The highly exposed loop region in mammalian purple acid phosphatase controls the catalytic activity.

Abstract

Recombinant human purple acid phosphatase (recHPAP) provides a convenient experimental system for assessing the relationship between molecular structure and enzymatic activity in mammalian purple acid phosphatases (PAPs). recHPAP is a monomeric protein with properties similar to those of uteroferrin (Uf) and other PAPs isolated as single polypeptide chains, but its properties differ significantly from those of bovine spleen PAP (BSPAP) and other PAPs isolated as proteolytically "clipped" forms. Incubation of recHPAP with trypsin results in proteolytic cleavage in an exposed region near the active site. The product is a tightly associated two-subunit protein whose collective spectroscopic and kinetics properties resemble those of BSPAP. These results demonstrate that the differences in spectroscopic and kinetics properties previously reported for mammalian PAPs are the result of proteolytic cleavage. Mass spectrometry shows that a three-residue segment, D-V-K, within the loop region is excised by trypsin. This finding suggests that important interactions between residues in the excised loop and one or more of the groups that participate in catalysis are lost or altered upon proteolytic cleavage.

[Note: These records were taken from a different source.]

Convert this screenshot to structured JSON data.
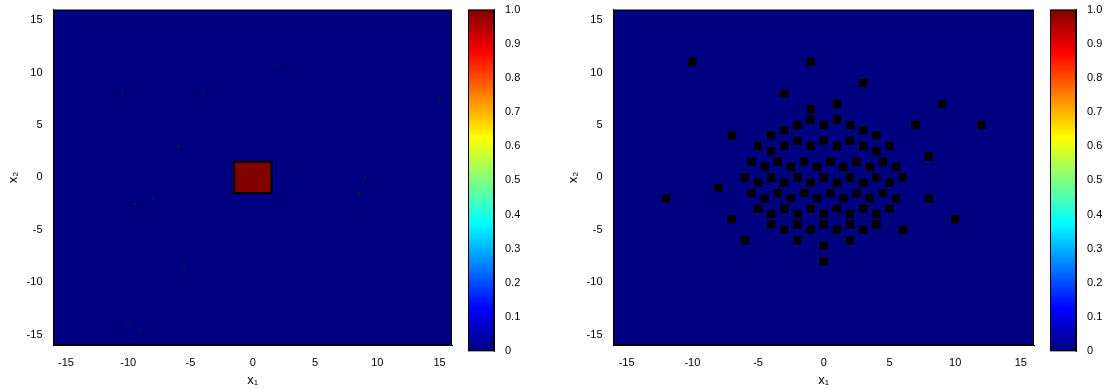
{
  "chart_data": [
    {
      "type": "heatmap",
      "x_label": "x₁",
      "y_label": "x₂",
      "xlim": [
        -16,
        16
      ],
      "ylim": [
        -16,
        16
      ],
      "xticks": [
        -15,
        -10,
        -5,
        0,
        5,
        10,
        15
      ],
      "yticks": [
        -15,
        -10,
        -5,
        0,
        5,
        10,
        15
      ],
      "background_value": 0,
      "patches": [
        {
          "x": [
            -1.5,
            1.5
          ],
          "y": [
            -1.5,
            1.5
          ],
          "value": 1
        }
      ],
      "points": {
        "color": "#1a1a2a",
        "marker": "square",
        "values": [
          [
            -10.5,
            8
          ],
          [
            -4,
            8
          ],
          [
            2,
            10.5
          ],
          [
            15,
            7.5
          ],
          [
            -6,
            3
          ],
          [
            -8,
            -2
          ],
          [
            -9.5,
            -2.5
          ],
          [
            -5.5,
            -8.5
          ],
          [
            9,
            0
          ],
          [
            8.5,
            -1.5
          ],
          [
            -10,
            -14
          ],
          [
            -9,
            -14.5
          ]
        ]
      },
      "colorbar": {
        "range": [
          0,
          1
        ],
        "ticks": [
          0,
          0.1,
          0.2,
          0.3,
          0.4,
          0.5,
          0.6,
          0.7,
          0.8,
          0.9,
          1
        ]
      }
    },
    {
      "type": "heatmap",
      "x_label": "x₁",
      "y_label": "x₂",
      "xlim": [
        -16,
        16
      ],
      "ylim": [
        -16,
        16
      ],
      "xticks": [
        -15,
        -10,
        -5,
        0,
        5,
        10,
        15
      ],
      "yticks": [
        -15,
        -10,
        -5,
        0,
        5,
        10,
        15
      ],
      "background_value": 0,
      "patches": [],
      "points": {
        "color": "#000000",
        "marker": "square",
        "values": [
          [
            -4,
            4
          ],
          [
            -3,
            4.5
          ],
          [
            -2,
            5
          ],
          [
            -1,
            5.5
          ],
          [
            0,
            5
          ],
          [
            1,
            5.5
          ],
          [
            2,
            5
          ],
          [
            3,
            4.5
          ],
          [
            4,
            4
          ],
          [
            -5,
            3
          ],
          [
            -4,
            2.5
          ],
          [
            -3,
            3
          ],
          [
            -2,
            3.5
          ],
          [
            -1,
            3
          ],
          [
            0,
            3.5
          ],
          [
            1,
            3
          ],
          [
            2,
            3.5
          ],
          [
            3,
            3
          ],
          [
            4,
            2.5
          ],
          [
            5,
            3
          ],
          [
            -5.5,
            1.5
          ],
          [
            -4.5,
            1
          ],
          [
            -3.5,
            1.5
          ],
          [
            -2.5,
            1
          ],
          [
            -1.5,
            1.5
          ],
          [
            -0.5,
            1
          ],
          [
            0.5,
            1.5
          ],
          [
            1.5,
            1
          ],
          [
            2.5,
            1.5
          ],
          [
            3.5,
            1
          ],
          [
            4.5,
            1.5
          ],
          [
            5.5,
            1
          ],
          [
            -6,
            0
          ],
          [
            -5,
            -0.5
          ],
          [
            -4,
            0
          ],
          [
            -3,
            -0.5
          ],
          [
            -2,
            0
          ],
          [
            -1,
            -0.5
          ],
          [
            0,
            0
          ],
          [
            1,
            -0.5
          ],
          [
            2,
            0
          ],
          [
            3,
            -0.5
          ],
          [
            4,
            0
          ],
          [
            5,
            -0.5
          ],
          [
            6,
            0
          ],
          [
            -5.5,
            -1.5
          ],
          [
            -4.5,
            -2
          ],
          [
            -3.5,
            -1.5
          ],
          [
            -2.5,
            -2
          ],
          [
            -1.5,
            -1.5
          ],
          [
            -0.5,
            -2
          ],
          [
            0.5,
            -1.5
          ],
          [
            1.5,
            -2
          ],
          [
            2.5,
            -1.5
          ],
          [
            3.5,
            -2
          ],
          [
            4.5,
            -1.5
          ],
          [
            5.5,
            -2
          ],
          [
            -5,
            -3
          ],
          [
            -4,
            -3.5
          ],
          [
            -3,
            -3
          ],
          [
            -2,
            -3.5
          ],
          [
            -1,
            -3
          ],
          [
            0,
            -3.5
          ],
          [
            1,
            -3
          ],
          [
            2,
            -3.5
          ],
          [
            3,
            -3
          ],
          [
            4,
            -3.5
          ],
          [
            5,
            -3
          ],
          [
            -4,
            -4.5
          ],
          [
            -3,
            -5
          ],
          [
            -2,
            -4.5
          ],
          [
            -1,
            -5
          ],
          [
            0,
            -4.5
          ],
          [
            1,
            -5
          ],
          [
            2,
            -4.5
          ],
          [
            3,
            -5
          ],
          [
            4,
            -4.5
          ],
          [
            -2,
            -6
          ],
          [
            0,
            -6.5
          ],
          [
            2,
            -6
          ],
          [
            -1,
            6.5
          ],
          [
            1,
            7
          ],
          [
            -7,
            4
          ],
          [
            7,
            5
          ],
          [
            -8,
            -1
          ],
          [
            8,
            -2
          ],
          [
            -6,
            -6
          ],
          [
            6,
            -5
          ],
          [
            -3,
            8
          ],
          [
            3,
            9
          ],
          [
            -12,
            -2
          ],
          [
            10,
            -4
          ],
          [
            -10,
            11
          ],
          [
            12,
            5
          ],
          [
            0,
            -8
          ],
          [
            -7,
            -4
          ],
          [
            8,
            2
          ],
          [
            -1,
            11
          ],
          [
            9,
            7
          ]
        ]
      },
      "colorbar": {
        "range": [
          0,
          1
        ],
        "ticks": [
          0,
          0.1,
          0.2,
          0.3,
          0.4,
          0.5,
          0.6,
          0.7,
          0.8,
          0.9,
          1
        ]
      }
    }
  ]
}
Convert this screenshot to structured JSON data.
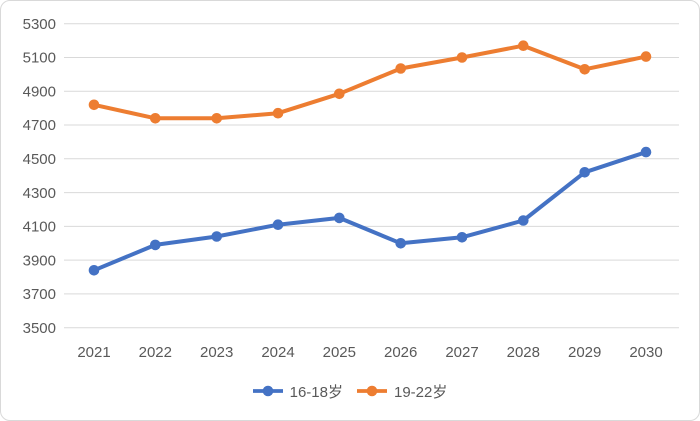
{
  "chart_data": {
    "type": "line",
    "x": [
      "2021",
      "2022",
      "2023",
      "2024",
      "2025",
      "2026",
      "2027",
      "2028",
      "2029",
      "2030"
    ],
    "series": [
      {
        "name": "16-18岁",
        "color": "#4472C4",
        "values": [
          3840,
          3990,
          4040,
          4110,
          4150,
          4000,
          4035,
          4135,
          4420,
          4540
        ]
      },
      {
        "name": "19-22岁",
        "color": "#ED7D31",
        "values": [
          4820,
          4740,
          4740,
          4770,
          4885,
          5035,
          5100,
          5170,
          5030,
          5105
        ]
      }
    ],
    "ylim": [
      3500,
      5300
    ],
    "ytick_step": 200,
    "yticks": [
      "3500",
      "3700",
      "3900",
      "4100",
      "4300",
      "4500",
      "4700",
      "4900",
      "5100",
      "5300"
    ],
    "grid": true,
    "legend_position": "bottom",
    "marker": "circle",
    "styles": {
      "grid_color": "#D9D9D9",
      "tick_label_color": "#595959",
      "border_color": "#D9D9D9",
      "background": "#FFFFFF"
    }
  }
}
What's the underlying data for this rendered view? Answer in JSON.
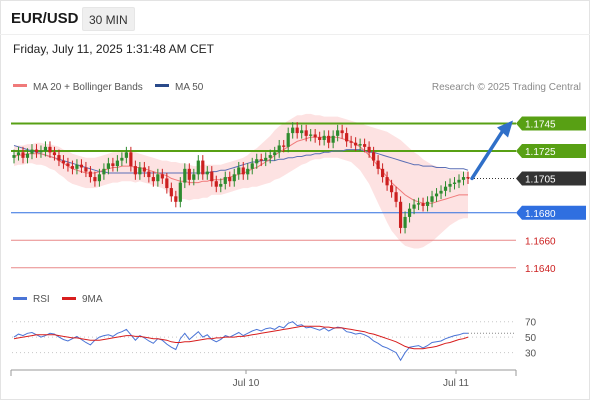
{
  "header": {
    "symbol": "EUR/USD",
    "timeframe": "30 MIN",
    "datetime": "Friday, July 11, 2025 1:31:48 AM CET"
  },
  "legend": {
    "ma20_label": "MA 20 + Bollinger Bands",
    "ma50_label": "MA 50",
    "credit": "Research © 2025 Trading Central",
    "rsi_label": "RSI",
    "ma9_label": "9MA"
  },
  "colors": {
    "up": "#2e8b2e",
    "down": "#cc2020",
    "bollinger_fill": "#fde2e2",
    "ma20": "#f07a7a",
    "ma50": "#5b6fb5",
    "resistance": "#58a014",
    "support": "#2f6fe0",
    "target_line": "#e88888",
    "target_text": "#cc2020",
    "current": "#333333",
    "arrow": "#2f6fc8",
    "rsi": "#4a74d6",
    "ma9": "#d81e1e"
  },
  "chart_data": [
    {
      "type": "candlestick",
      "title": "",
      "ylim": [
        1.1618,
        1.1765
      ],
      "x_ticks": [
        "Jul 10",
        "Jul 11"
      ],
      "levels": [
        {
          "value": 1.1745,
          "label": "1.1745",
          "kind": "resistance"
        },
        {
          "value": 1.1725,
          "label": "1.1725",
          "kind": "resistance"
        },
        {
          "value": 1.1705,
          "label": "1.1705",
          "kind": "current"
        },
        {
          "value": 1.168,
          "label": "1.1680",
          "kind": "support"
        },
        {
          "value": 1.166,
          "label": "1.1660",
          "kind": "target"
        },
        {
          "value": 1.164,
          "label": "1.1640",
          "kind": "target"
        }
      ],
      "projection": {
        "from": 1.1705,
        "to": 1.1745
      },
      "close": [
        1.1722,
        1.1724,
        1.172,
        1.1723,
        1.1726,
        1.1724,
        1.1725,
        1.1728,
        1.1724,
        1.1722,
        1.1718,
        1.1716,
        1.1714,
        1.1712,
        1.1715,
        1.1713,
        1.171,
        1.1706,
        1.1703,
        1.1708,
        1.1712,
        1.1716,
        1.1714,
        1.1718,
        1.172,
        1.1724,
        1.1714,
        1.1708,
        1.1713,
        1.171,
        1.1706,
        1.1703,
        1.1708,
        1.1705,
        1.1698,
        1.1692,
        1.1688,
        1.1702,
        1.1712,
        1.1704,
        1.1708,
        1.1718,
        1.1708,
        1.171,
        1.1703,
        1.1699,
        1.1701,
        1.1706,
        1.1703,
        1.1708,
        1.1713,
        1.1708,
        1.1712,
        1.1716,
        1.1719,
        1.1718,
        1.172,
        1.1722,
        1.1724,
        1.1729,
        1.1728,
        1.1738,
        1.1742,
        1.1738,
        1.174,
        1.1736,
        1.1737,
        1.1735,
        1.1733,
        1.1736,
        1.1731,
        1.1736,
        1.174,
        1.1738,
        1.1732,
        1.1731,
        1.1729,
        1.173,
        1.1728,
        1.1724,
        1.1718,
        1.1712,
        1.1706,
        1.17,
        1.1695,
        1.1688,
        1.1669,
        1.1677,
        1.1683,
        1.1686,
        1.1687,
        1.1685,
        1.1688,
        1.1692,
        1.1694,
        1.1696,
        1.1699,
        1.1701,
        1.1702,
        1.1704,
        1.1706,
        1.1705
      ],
      "ma20": [
        1.1721,
        1.1722,
        1.1722,
        1.1723,
        1.1723,
        1.1723,
        1.1723,
        1.1722,
        1.1721,
        1.172,
        1.1718,
        1.1716,
        1.1714,
        1.1712,
        1.1711,
        1.171,
        1.1709,
        1.1709,
        1.1709,
        1.171,
        1.1711,
        1.1712,
        1.1713,
        1.1713,
        1.1714,
        1.1714,
        1.1714,
        1.1713,
        1.1713,
        1.1712,
        1.1711,
        1.171,
        1.1709,
        1.1708,
        1.1707,
        1.1705,
        1.1704,
        1.1703,
        1.1703,
        1.1702,
        1.1702,
        1.1702,
        1.1703,
        1.1703,
        1.1704,
        1.1704,
        1.1704,
        1.1705,
        1.1706,
        1.1707,
        1.1708,
        1.1709,
        1.171,
        1.1712,
        1.1713,
        1.1715,
        1.1717,
        1.1719,
        1.1722,
        1.1724,
        1.1726,
        1.1728,
        1.173,
        1.1732,
        1.1733,
        1.1734,
        1.1735,
        1.1735,
        1.1735,
        1.1735,
        1.1735,
        1.1735,
        1.1735,
        1.1734,
        1.1733,
        1.1732,
        1.173,
        1.1728,
        1.1725,
        1.1722,
        1.1718,
        1.1714,
        1.171,
        1.1706,
        1.1702,
        1.1699,
        1.1696,
        1.1693,
        1.1691,
        1.1689,
        1.1688,
        1.1687,
        1.1687,
        1.1687,
        1.1688,
        1.1689,
        1.169,
        1.1691,
        1.1692,
        1.1693,
        1.1693,
        1.1693
      ],
      "bollinger_width": [
        0.0007,
        0.0007,
        0.0007,
        0.0007,
        0.0007,
        0.0008,
        0.0008,
        0.0008,
        0.0009,
        0.0009,
        0.001,
        0.001,
        0.0011,
        0.0011,
        0.0011,
        0.0011,
        0.0011,
        0.0011,
        0.0011,
        0.0011,
        0.0011,
        0.0011,
        0.0011,
        0.0011,
        0.0011,
        0.0011,
        0.0011,
        0.0011,
        0.001,
        0.001,
        0.001,
        0.001,
        0.001,
        0.001,
        0.0011,
        0.0012,
        0.0013,
        0.0013,
        0.0013,
        0.0013,
        0.0012,
        0.0012,
        0.0012,
        0.0012,
        0.0011,
        0.0011,
        0.0011,
        0.0011,
        0.0011,
        0.0011,
        0.0011,
        0.0011,
        0.0012,
        0.0013,
        0.0014,
        0.0015,
        0.0016,
        0.0017,
        0.0018,
        0.0019,
        0.0019,
        0.0019,
        0.0019,
        0.0019,
        0.0018,
        0.0018,
        0.0017,
        0.0016,
        0.0016,
        0.0015,
        0.0015,
        0.0015,
        0.0015,
        0.0015,
        0.0015,
        0.0015,
        0.0016,
        0.0017,
        0.0019,
        0.0021,
        0.0024,
        0.0027,
        0.003,
        0.0033,
        0.0035,
        0.0036,
        0.0037,
        0.0037,
        0.0036,
        0.0035,
        0.0034,
        0.0032,
        0.003,
        0.0028,
        0.0026,
        0.0024,
        0.0022,
        0.002,
        0.0019,
        0.0018,
        0.0017,
        0.0017
      ],
      "ma50": [
        1.1729,
        1.1728,
        1.1727,
        1.1726,
        1.1725,
        1.1724,
        1.1723,
        1.1722,
        1.1721,
        1.172,
        1.1719,
        1.1718,
        1.1717,
        1.1716,
        1.1715,
        1.1714,
        1.1713,
        1.1712,
        1.1711,
        1.171,
        1.171,
        1.1709,
        1.1709,
        1.1709,
        1.1709,
        1.1709,
        1.1709,
        1.1709,
        1.1709,
        1.1709,
        1.1709,
        1.1709,
        1.1709,
        1.1709,
        1.1709,
        1.1709,
        1.1709,
        1.1709,
        1.1709,
        1.1709,
        1.1709,
        1.1709,
        1.1709,
        1.1709,
        1.171,
        1.171,
        1.1711,
        1.1711,
        1.1712,
        1.1713,
        1.1714,
        1.1715,
        1.1716,
        1.1717,
        1.1717,
        1.1718,
        1.1718,
        1.1718,
        1.1718,
        1.1719,
        1.1719,
        1.172,
        1.172,
        1.1721,
        1.1721,
        1.1722,
        1.1722,
        1.1723,
        1.1723,
        1.1724,
        1.1724,
        1.1725,
        1.1725,
        1.1725,
        1.1726,
        1.1726,
        1.1726,
        1.1726,
        1.1725,
        1.1724,
        1.1724,
        1.1723,
        1.1722,
        1.1721,
        1.172,
        1.1719,
        1.1718,
        1.1717,
        1.1716,
        1.1715,
        1.1715,
        1.1714,
        1.1714,
        1.1714,
        1.1713,
        1.1713,
        1.1713,
        1.1712,
        1.1712,
        1.1712,
        1.1712,
        1.1711
      ]
    },
    {
      "type": "line",
      "title": "RSI",
      "ylim": [
        10,
        80
      ],
      "y_ticks": [
        70,
        50,
        30
      ],
      "current_level": 55,
      "series": [
        {
          "name": "RSI",
          "values": [
            50,
            54,
            52,
            55,
            56,
            53,
            50,
            52,
            55,
            54,
            50,
            47,
            45,
            48,
            51,
            47,
            43,
            40,
            46,
            50,
            52,
            53,
            51,
            55,
            57,
            60,
            53,
            46,
            52,
            49,
            45,
            42,
            48,
            46,
            41,
            37,
            34,
            48,
            55,
            47,
            52,
            57,
            50,
            53,
            47,
            44,
            47,
            52,
            50,
            53,
            56,
            52,
            55,
            58,
            60,
            58,
            61,
            62,
            60,
            64,
            62,
            68,
            70,
            65,
            66,
            62,
            63,
            61,
            59,
            62,
            58,
            61,
            63,
            62,
            57,
            56,
            54,
            55,
            53,
            50,
            45,
            42,
            38,
            36,
            33,
            30,
            20,
            30,
            37,
            38,
            39,
            36,
            39,
            43,
            44,
            45,
            48,
            50,
            52,
            53,
            55,
            55
          ]
        },
        {
          "name": "9MA",
          "values": [
            48,
            49,
            50,
            51,
            52,
            53,
            53,
            53,
            53,
            53,
            52,
            51,
            50,
            49,
            49,
            48,
            47,
            46,
            46,
            46,
            47,
            48,
            49,
            50,
            51,
            52,
            52,
            51,
            51,
            50,
            49,
            48,
            48,
            47,
            46,
            44,
            43,
            43,
            44,
            44,
            45,
            46,
            47,
            48,
            48,
            49,
            49,
            50,
            50,
            50,
            51,
            51,
            52,
            53,
            54,
            55,
            56,
            57,
            58,
            59,
            60,
            61,
            62,
            63,
            64,
            64,
            64,
            64,
            64,
            63,
            63,
            62,
            62,
            62,
            61,
            60,
            59,
            58,
            57,
            55,
            54,
            52,
            50,
            48,
            46,
            44,
            41,
            38,
            36,
            35,
            35,
            35,
            36,
            37,
            38,
            40,
            42,
            43,
            45,
            47,
            48,
            50
          ]
        }
      ]
    }
  ]
}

Analysis of available structural data indicates that the most important such interaction is that between Asp 146 in the exposed loop and active-site residues Asn 91 and His 92. Loss of this interaction should result in both an increase in the Lewis acidity of the Fe(II) ion and an increase in the nucleophilicity of the Fe(III)-bound hydroxide ion. Proteolytic cleavage thus constitutes a potential physiological mechanism for regulating the activity of PAP in vivo.